Ben garda le silence, mais le regard de Jo le força à avouer, d’une toute petite voix d’enfant coupable:

«Elle était plutôt impressionnée, en fait.»

Jo ferma les yeux: «Avec toutes les femmes qu’il y a sur terre, il a fallut que tu montres ça à la seule qui soit aussi folle que toi… Et dire que je trouvais que ton ex avait une mauvaise influence sur toi!

- Je sais… je sais… et c’est exactement pour ça que je ne dois plus la revoir.»
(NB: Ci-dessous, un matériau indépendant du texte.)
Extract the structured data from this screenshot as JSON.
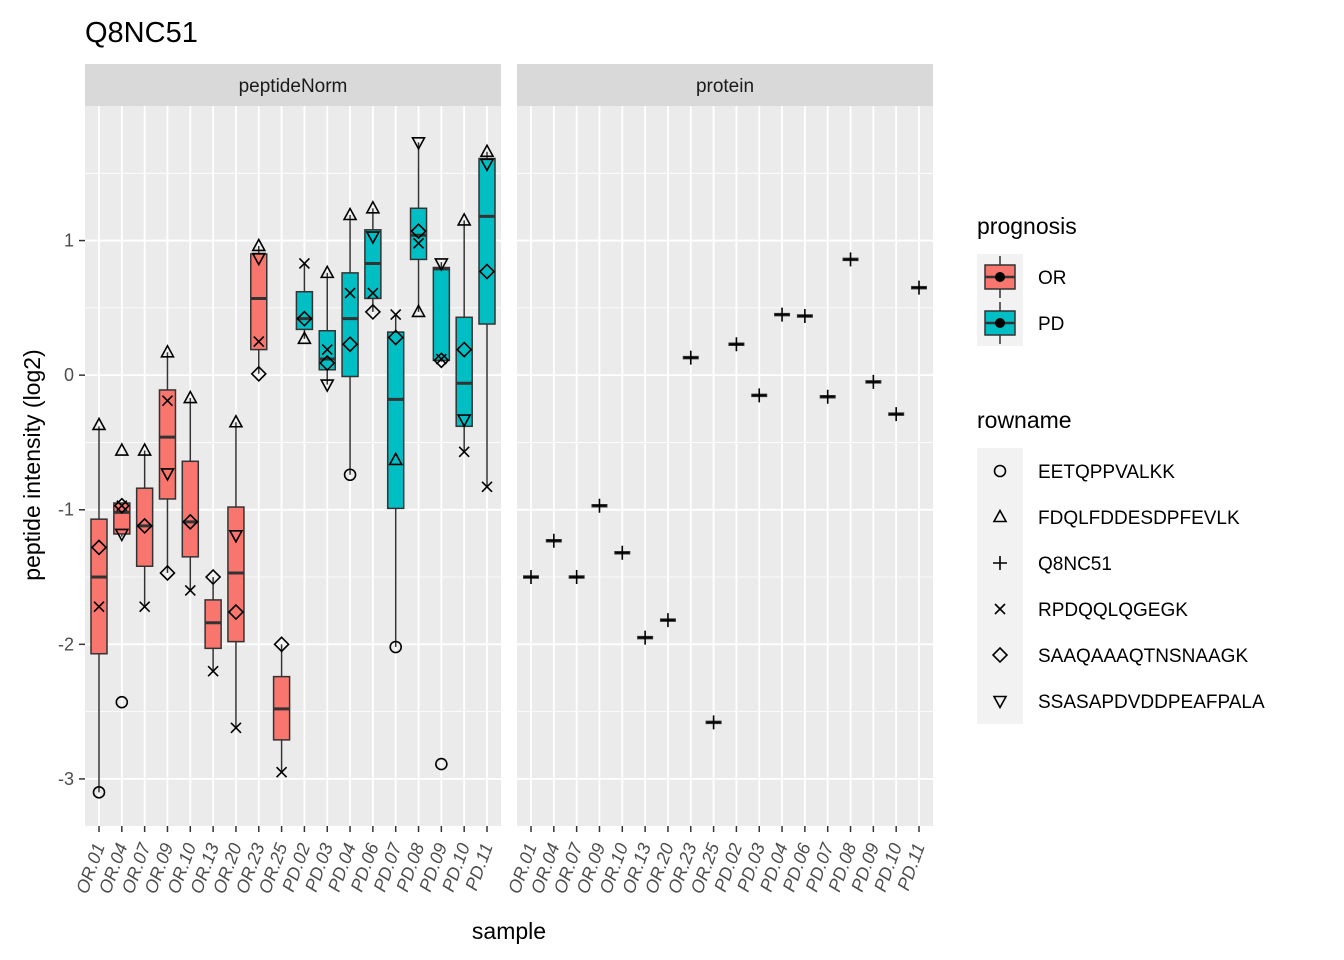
{
  "chart_data": {
    "type": "boxplot",
    "title": "Q8NC51",
    "xlabel": "sample",
    "ylabel": "peptide intensity (log2)",
    "ylim": [
      -3.35,
      2.0
    ],
    "yticks": [
      -3,
      -2,
      -1,
      0,
      1
    ],
    "grid": true,
    "facets": [
      "peptideNorm",
      "protein"
    ],
    "samples": [
      "OR.01",
      "OR.04",
      "OR.07",
      "OR.09",
      "OR.10",
      "OR.13",
      "OR.20",
      "OR.23",
      "OR.25",
      "PD.02",
      "PD.03",
      "PD.04",
      "PD.06",
      "PD.07",
      "PD.08",
      "PD.09",
      "PD.10",
      "PD.11"
    ],
    "prognosis_colors": {
      "OR": "#F8766D",
      "PD": "#00BFC4"
    },
    "legend_prognosis": {
      "title": "prognosis",
      "items": [
        "OR",
        "PD"
      ]
    },
    "legend_rowname": {
      "title": "rowname",
      "items": [
        {
          "name": "EETQPPVALKK",
          "shape": "circle"
        },
        {
          "name": "FDQLFDDESDPFEVLK",
          "shape": "triangle"
        },
        {
          "name": "Q8NC51",
          "shape": "plus"
        },
        {
          "name": "RPDQQLQGEGK",
          "shape": "cross"
        },
        {
          "name": "SAAQAAAQTNSNAAGK",
          "shape": "diamond"
        },
        {
          "name": "SSASAPDVDDPEAFPALA",
          "shape": "triangle-down"
        }
      ]
    },
    "peptideNorm": [
      {
        "sample": "OR.01",
        "prognosis": "OR",
        "box": [
          -3.1,
          -2.07,
          -1.5,
          -1.07,
          -0.38
        ],
        "points": [
          [
            "circle",
            -3.1
          ],
          [
            "triangle",
            -0.37
          ],
          [
            "diamond",
            -1.28
          ],
          [
            "cross",
            -1.72
          ]
        ]
      },
      {
        "sample": "OR.04",
        "prognosis": "OR",
        "box": [
          -1.2,
          -1.18,
          -1.02,
          -0.95,
          -0.95
        ],
        "points": [
          [
            "circle",
            -2.43
          ],
          [
            "triangle",
            -0.56
          ],
          [
            "diamond",
            -0.97
          ],
          [
            "cross",
            -0.97
          ],
          [
            "triangle-down",
            -1.18
          ]
        ]
      },
      {
        "sample": "OR.07",
        "prognosis": "OR",
        "box": [
          -1.72,
          -1.42,
          -1.12,
          -0.84,
          -0.56
        ],
        "points": [
          [
            "triangle",
            -0.56
          ],
          [
            "diamond",
            -1.12
          ],
          [
            "cross",
            -1.72
          ]
        ]
      },
      {
        "sample": "OR.09",
        "prognosis": "OR",
        "box": [
          -1.47,
          -0.92,
          -0.46,
          -0.11,
          0.17
        ],
        "points": [
          [
            "triangle",
            0.17
          ],
          [
            "diamond",
            -1.47
          ],
          [
            "cross",
            -0.19
          ],
          [
            "triangle-down",
            -0.73
          ]
        ]
      },
      {
        "sample": "OR.10",
        "prognosis": "OR",
        "box": [
          -1.6,
          -1.35,
          -1.09,
          -0.64,
          -0.17
        ],
        "points": [
          [
            "triangle",
            -0.17
          ],
          [
            "diamond",
            -1.09
          ],
          [
            "cross",
            -1.6
          ]
        ]
      },
      {
        "sample": "OR.13",
        "prognosis": "OR",
        "box": [
          -2.2,
          -2.03,
          -1.84,
          -1.67,
          -1.5
        ],
        "points": [
          [
            "diamond",
            -1.5
          ],
          [
            "cross",
            -2.2
          ]
        ]
      },
      {
        "sample": "OR.20",
        "prognosis": "OR",
        "box": [
          -2.62,
          -1.98,
          -1.47,
          -0.98,
          -0.35
        ],
        "points": [
          [
            "triangle",
            -0.35
          ],
          [
            "diamond",
            -1.76
          ],
          [
            "cross",
            -2.62
          ],
          [
            "triangle-down",
            -1.19
          ]
        ]
      },
      {
        "sample": "OR.23",
        "prognosis": "OR",
        "box": [
          0.01,
          0.19,
          0.57,
          0.9,
          0.96
        ],
        "points": [
          [
            "triangle",
            0.96
          ],
          [
            "diamond",
            0.01
          ],
          [
            "cross",
            0.25
          ],
          [
            "triangle-down",
            0.87
          ]
        ]
      },
      {
        "sample": "OR.25",
        "prognosis": "OR",
        "box": [
          -2.95,
          -2.71,
          -2.48,
          -2.24,
          -2.0
        ],
        "points": [
          [
            "diamond",
            -2.0
          ],
          [
            "cross",
            -2.95
          ]
        ]
      },
      {
        "sample": "PD.02",
        "prognosis": "PD",
        "box": [
          0.27,
          0.34,
          0.42,
          0.62,
          0.83
        ],
        "points": [
          [
            "triangle",
            0.27
          ],
          [
            "diamond",
            0.42
          ],
          [
            "cross",
            0.83
          ]
        ]
      },
      {
        "sample": "PD.03",
        "prognosis": "PD",
        "box": [
          -0.07,
          0.04,
          0.12,
          0.33,
          0.76
        ],
        "points": [
          [
            "triangle",
            0.76
          ],
          [
            "diamond",
            0.09
          ],
          [
            "cross",
            0.19
          ],
          [
            "triangle-down",
            -0.07
          ]
        ]
      },
      {
        "sample": "PD.04",
        "prognosis": "PD",
        "box": [
          -0.74,
          -0.01,
          0.42,
          0.76,
          1.19
        ],
        "points": [
          [
            "circle",
            -0.74
          ],
          [
            "triangle",
            1.19
          ],
          [
            "diamond",
            0.23
          ],
          [
            "cross",
            0.61
          ]
        ]
      },
      {
        "sample": "PD.06",
        "prognosis": "PD",
        "box": [
          0.47,
          0.57,
          0.83,
          1.08,
          1.24
        ],
        "points": [
          [
            "triangle",
            1.24
          ],
          [
            "diamond",
            0.47
          ],
          [
            "cross",
            0.61
          ],
          [
            "triangle-down",
            1.03
          ]
        ]
      },
      {
        "sample": "PD.07",
        "prognosis": "PD",
        "box": [
          -2.02,
          -0.99,
          -0.18,
          0.32,
          0.45
        ],
        "points": [
          [
            "circle",
            -2.02
          ],
          [
            "triangle",
            -0.63
          ],
          [
            "diamond",
            0.28
          ],
          [
            "cross",
            0.45
          ]
        ]
      },
      {
        "sample": "PD.08",
        "prognosis": "PD",
        "box": [
          0.47,
          0.86,
          1.04,
          1.24,
          1.73
        ],
        "points": [
          [
            "triangle",
            0.47
          ],
          [
            "diamond",
            1.07
          ],
          [
            "cross",
            0.98
          ],
          [
            "triangle-down",
            1.73
          ]
        ]
      },
      {
        "sample": "PD.09",
        "prognosis": "PD",
        "box": [
          0.1,
          0.11,
          0.79,
          0.8,
          0.84
        ],
        "points": [
          [
            "circle",
            -2.89
          ],
          [
            "diamond",
            0.11
          ],
          [
            "cross",
            0.12
          ],
          [
            "triangle-down",
            0.83
          ]
        ]
      },
      {
        "sample": "PD.10",
        "prognosis": "PD",
        "box": [
          -0.57,
          -0.38,
          -0.06,
          0.43,
          1.15
        ],
        "points": [
          [
            "triangle",
            1.15
          ],
          [
            "diamond",
            0.19
          ],
          [
            "cross",
            -0.57
          ],
          [
            "triangle-down",
            -0.33
          ]
        ]
      },
      {
        "sample": "PD.11",
        "prognosis": "PD",
        "box": [
          -0.83,
          0.38,
          1.18,
          1.61,
          1.66
        ],
        "points": [
          [
            "triangle",
            1.66
          ],
          [
            "diamond",
            0.77
          ],
          [
            "cross",
            -0.83
          ],
          [
            "triangle-down",
            1.57
          ]
        ]
      }
    ],
    "protein": [
      {
        "sample": "OR.01",
        "value": -1.5
      },
      {
        "sample": "OR.04",
        "value": -1.23
      },
      {
        "sample": "OR.07",
        "value": -1.5
      },
      {
        "sample": "OR.09",
        "value": -0.97
      },
      {
        "sample": "OR.10",
        "value": -1.32
      },
      {
        "sample": "OR.13",
        "value": -1.95
      },
      {
        "sample": "OR.20",
        "value": -1.82
      },
      {
        "sample": "OR.23",
        "value": 0.13
      },
      {
        "sample": "OR.25",
        "value": -2.58
      },
      {
        "sample": "PD.02",
        "value": 0.23
      },
      {
        "sample": "PD.03",
        "value": -0.15
      },
      {
        "sample": "PD.04",
        "value": 0.45
      },
      {
        "sample": "PD.06",
        "value": 0.44
      },
      {
        "sample": "PD.07",
        "value": -0.16
      },
      {
        "sample": "PD.08",
        "value": 0.86
      },
      {
        "sample": "PD.09",
        "value": -0.05
      },
      {
        "sample": "PD.10",
        "value": -0.29
      },
      {
        "sample": "PD.11",
        "value": 0.65
      }
    ]
  }
}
Jo enfoui la tête dans ses mains avec une infinie lassitude.

«Tu as fait ça où?

- Dans… une… salle de bain.»

Exclamation étouffée. Visage horrifié.

«Dans un endroit plein d’eau? Tu te rends compte que tu aurais pu brûler le château entier?

- Non, je savais que ça se passerait bien.

- Tu savais que…»

Et Jo d’éclater d’un rire incrédule qui sonnait comme une crécelle enfermée dans une boîte de cafards. Soudain, il lui fit face, un soupçon horrible lui plissant les yeux:

«Tu savais… Tu t’étais entraîné? Tu t’étais entraîné! Tante Martha t’avait interdit de recommencer!»

Ben s’écroula sur le volant. Si la vicomtesse ne le tuait pas en découvrant l’état de sa salle de bain, ce serait sa mère qui le ferait lorsque Jo lui rapporterait son forfait. Tout ça, pour prolonger la magie d’une nuit impossible.

«Dis-moi que ça en valait la peine.»

Ben confirma sans hésiter une seconde. Ils se laissèrent aller contre les dossiers de leurs sièges, contemplant le bleu du ciel s’étaler sur l’horizon.

«Tu vas en parler à Maman?

- Je serai bien obligé quand la police viendra te chercher. J’attendrai quand même que tu sois en prison avant de lui expliquer, tu seras plus en sécurité là-bas.»

Un rire commun les secoua, nerveux, épuisé.

«Qu’est-ce que tu vas faire, maintenant?

- Je suppose que je dois aller voir la vicomtesse et lui expliquer comment j’ai fait ça… Tu penses que je peux dormir quelques heures avant?

- Bah, d’une manière ou d’une autre tu vas te faire trucider, tu n’es plus à ça près.»

Jo posa la main sur son épaule, rassurante.

«Si je croise ton fantôme, je lui montrerai ta tombe et je lui demanderai d’y poser la plus belle gerbe de fleurs du pays. Elle te devra bien ça.»